Responsabilidades no rebaixamento do lençol freático

As responsabilidades do executor da obra e do proprietário do imóvel vizinho no caso de danos causados pelo rebaixamento do lençol freático.

A execução de fundações em terrenos com lençol freático próximo à superfície, em geral, causa movimentação do solo e eventuais danos nos imóveis vizinhos deficientes. Tais ocorrências costumam redundar em conflitos entre esses vizinhos, muitos deles com a necessidade da realização de perícias de engenharia no local, para a determinação das causas pelo surgimento de eventuais anomalias construtivas, respectivas avaliações dos reparos e apurações de responsabilidades. 

O rebaixamento do nível do lençol freático costuma ser necessário na execução das fundações quando a cota da obra está abaixo do mesmo, pois a presença da água acima do nível previsto muitas vezes impossibilita os serviços ou pode provocar instabilidades na base e taludes. Tal situação recomenda escoramentos mais cuidadosos e a drenagem dessa água acima da cota da obra. As técnicas do rebaixamento dependem dos tipos dos lençóis freáticos, que podem ser livres ou artesianos, dependendo das camadas serem impermeáveis ou semipermeáveis, em geral constituídas por esgotamento por meio de bombas no interior da escavação encharcada ou de poços filtrantes em linha coletora de tubos cravados espaçadamente.
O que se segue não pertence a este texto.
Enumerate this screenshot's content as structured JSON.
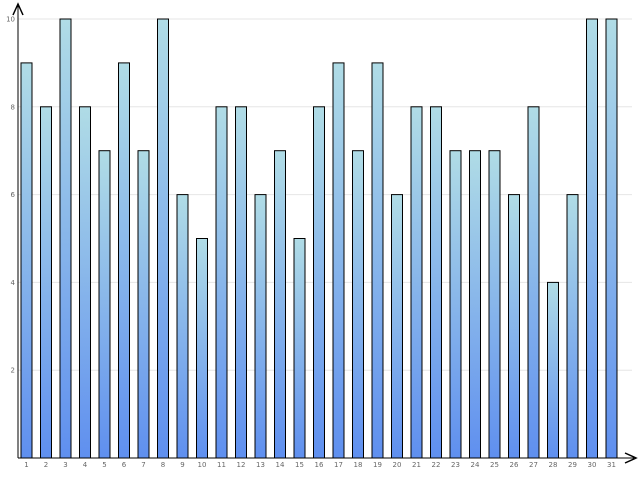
{
  "chart_data": {
    "type": "bar",
    "categories": [
      "1",
      "2",
      "3",
      "4",
      "5",
      "6",
      "7",
      "8",
      "9",
      "10",
      "11",
      "12",
      "13",
      "14",
      "15",
      "16",
      "17",
      "18",
      "19",
      "20",
      "21",
      "22",
      "23",
      "24",
      "25",
      "26",
      "27",
      "28",
      "29",
      "30",
      "31"
    ],
    "values": [
      9,
      8,
      10,
      8,
      7,
      9,
      7,
      10,
      6,
      5,
      8,
      8,
      6,
      7,
      5,
      8,
      9,
      7,
      9,
      6,
      8,
      8,
      7,
      7,
      7,
      6,
      8,
      4,
      6,
      10,
      10
    ],
    "yticks": [
      "2",
      "4",
      "6",
      "8",
      "10"
    ],
    "ylim": [
      0,
      10
    ],
    "grid": true,
    "title": "",
    "xlabel": "",
    "ylabel": "",
    "colors": {
      "bar_top": "#b0dce6",
      "bar_bottom": "#5f8fef",
      "bar_stroke": "#000000",
      "grid": "#e6e6e6",
      "axis": "#000000"
    }
  }
}
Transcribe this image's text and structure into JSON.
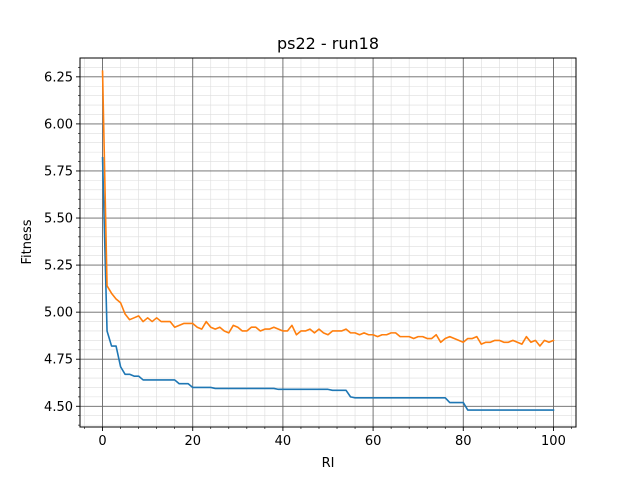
{
  "chart_data": {
    "type": "line",
    "title": "ps22 - run18",
    "xlabel": "RI",
    "ylabel": "Fitness",
    "xlim": [
      -5,
      105
    ],
    "ylim": [
      4.39,
      6.35
    ],
    "x_ticks": [
      0,
      20,
      40,
      60,
      80,
      100
    ],
    "y_ticks": [
      4.5,
      4.75,
      5.0,
      5.25,
      5.5,
      5.75,
      6.0,
      6.25
    ],
    "y_tick_labels": [
      "4.50",
      "4.75",
      "5.00",
      "5.25",
      "5.50",
      "5.75",
      "6.00",
      "6.25"
    ],
    "grid": true,
    "minor_grid": true,
    "series": [
      {
        "color": "#1f77b4",
        "x": [
          0,
          1,
          2,
          3,
          4,
          5,
          6,
          7,
          8,
          9,
          10,
          11,
          12,
          13,
          14,
          15,
          16,
          17,
          18,
          19,
          20,
          21,
          22,
          23,
          24,
          25,
          26,
          27,
          28,
          29,
          30,
          31,
          32,
          33,
          34,
          35,
          36,
          37,
          38,
          39,
          40,
          41,
          42,
          43,
          44,
          45,
          46,
          47,
          48,
          49,
          50,
          51,
          52,
          53,
          54,
          55,
          56,
          57,
          58,
          59,
          60,
          61,
          62,
          63,
          64,
          65,
          66,
          67,
          68,
          69,
          70,
          71,
          72,
          73,
          74,
          75,
          76,
          77,
          78,
          79,
          80,
          81,
          82,
          83,
          84,
          85,
          86,
          87,
          88,
          89,
          90,
          91,
          92,
          93,
          94,
          95,
          96,
          97,
          98,
          99,
          100
        ],
        "values": [
          5.82,
          4.9,
          4.82,
          4.82,
          4.71,
          4.67,
          4.67,
          4.66,
          4.66,
          4.64,
          4.64,
          4.64,
          4.64,
          4.64,
          4.64,
          4.64,
          4.64,
          4.62,
          4.62,
          4.62,
          4.6,
          4.6,
          4.6,
          4.6,
          4.6,
          4.595,
          4.595,
          4.595,
          4.595,
          4.595,
          4.595,
          4.595,
          4.595,
          4.595,
          4.595,
          4.595,
          4.595,
          4.595,
          4.595,
          4.59,
          4.59,
          4.59,
          4.59,
          4.59,
          4.59,
          4.59,
          4.59,
          4.59,
          4.59,
          4.59,
          4.59,
          4.585,
          4.585,
          4.585,
          4.585,
          4.55,
          4.545,
          4.545,
          4.545,
          4.545,
          4.545,
          4.545,
          4.545,
          4.545,
          4.545,
          4.545,
          4.545,
          4.545,
          4.545,
          4.545,
          4.545,
          4.545,
          4.545,
          4.545,
          4.545,
          4.545,
          4.545,
          4.52,
          4.52,
          4.52,
          4.52,
          4.48,
          4.48,
          4.48,
          4.48,
          4.48,
          4.48,
          4.48,
          4.48,
          4.48,
          4.48,
          4.48,
          4.48,
          4.48,
          4.48,
          4.48,
          4.48,
          4.48,
          4.48,
          4.48,
          4.48
        ]
      },
      {
        "color": "#ff7f0e",
        "x": [
          0,
          1,
          2,
          3,
          4,
          5,
          6,
          7,
          8,
          9,
          10,
          11,
          12,
          13,
          14,
          15,
          16,
          17,
          18,
          19,
          20,
          21,
          22,
          23,
          24,
          25,
          26,
          27,
          28,
          29,
          30,
          31,
          32,
          33,
          34,
          35,
          36,
          37,
          38,
          39,
          40,
          41,
          42,
          43,
          44,
          45,
          46,
          47,
          48,
          49,
          50,
          51,
          52,
          53,
          54,
          55,
          56,
          57,
          58,
          59,
          60,
          61,
          62,
          63,
          64,
          65,
          66,
          67,
          68,
          69,
          70,
          71,
          72,
          73,
          74,
          75,
          76,
          77,
          78,
          79,
          80,
          81,
          82,
          83,
          84,
          85,
          86,
          87,
          88,
          89,
          90,
          91,
          92,
          93,
          94,
          95,
          96,
          97,
          98,
          99,
          100
        ],
        "values": [
          6.28,
          5.14,
          5.1,
          5.07,
          5.05,
          4.99,
          4.96,
          4.97,
          4.98,
          4.95,
          4.97,
          4.95,
          4.97,
          4.95,
          4.95,
          4.95,
          4.92,
          4.93,
          4.94,
          4.94,
          4.94,
          4.92,
          4.91,
          4.95,
          4.92,
          4.91,
          4.92,
          4.9,
          4.89,
          4.93,
          4.92,
          4.9,
          4.9,
          4.92,
          4.92,
          4.9,
          4.91,
          4.91,
          4.92,
          4.91,
          4.9,
          4.9,
          4.93,
          4.88,
          4.9,
          4.9,
          4.91,
          4.89,
          4.91,
          4.89,
          4.88,
          4.9,
          4.9,
          4.9,
          4.91,
          4.89,
          4.89,
          4.88,
          4.89,
          4.88,
          4.88,
          4.87,
          4.88,
          4.88,
          4.89,
          4.89,
          4.87,
          4.87,
          4.87,
          4.86,
          4.87,
          4.87,
          4.86,
          4.86,
          4.88,
          4.84,
          4.86,
          4.87,
          4.86,
          4.85,
          4.84,
          4.86,
          4.86,
          4.87,
          4.83,
          4.84,
          4.84,
          4.85,
          4.85,
          4.84,
          4.84,
          4.85,
          4.84,
          4.83,
          4.87,
          4.84,
          4.85,
          4.82,
          4.85,
          4.84,
          4.85
        ]
      }
    ]
  }
}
Os níveis de rebaixamento do lençol freático podem ser calculados e os efeitos no solo dependem do tipo de rebaixamento e de sua intensidade. Em geral, os rebaixamentos provocam movimentações no solo, principalmente recalques por adensamento da massa de solo, devido ao aumento de seu peso específico aparente pela redução do empuxo hidrostático e acréscimo da pressão entre as partículas constituintes do terreno seco. O fenômeno pode afetar as edificações vizinhas, principalmente aquelas mais deficientes, com fundações diretas ou inadequadas, em solos granulares fofos. Em solos granulares medianamente compactos ou compactos as edificações vizinhas não costumam sofrer modificações significativas, à exceção de eventuais rebaixamentos com carreamento e perda de material, pois causam rigidez elevada nas partículas remanescentes e consequentes recalques.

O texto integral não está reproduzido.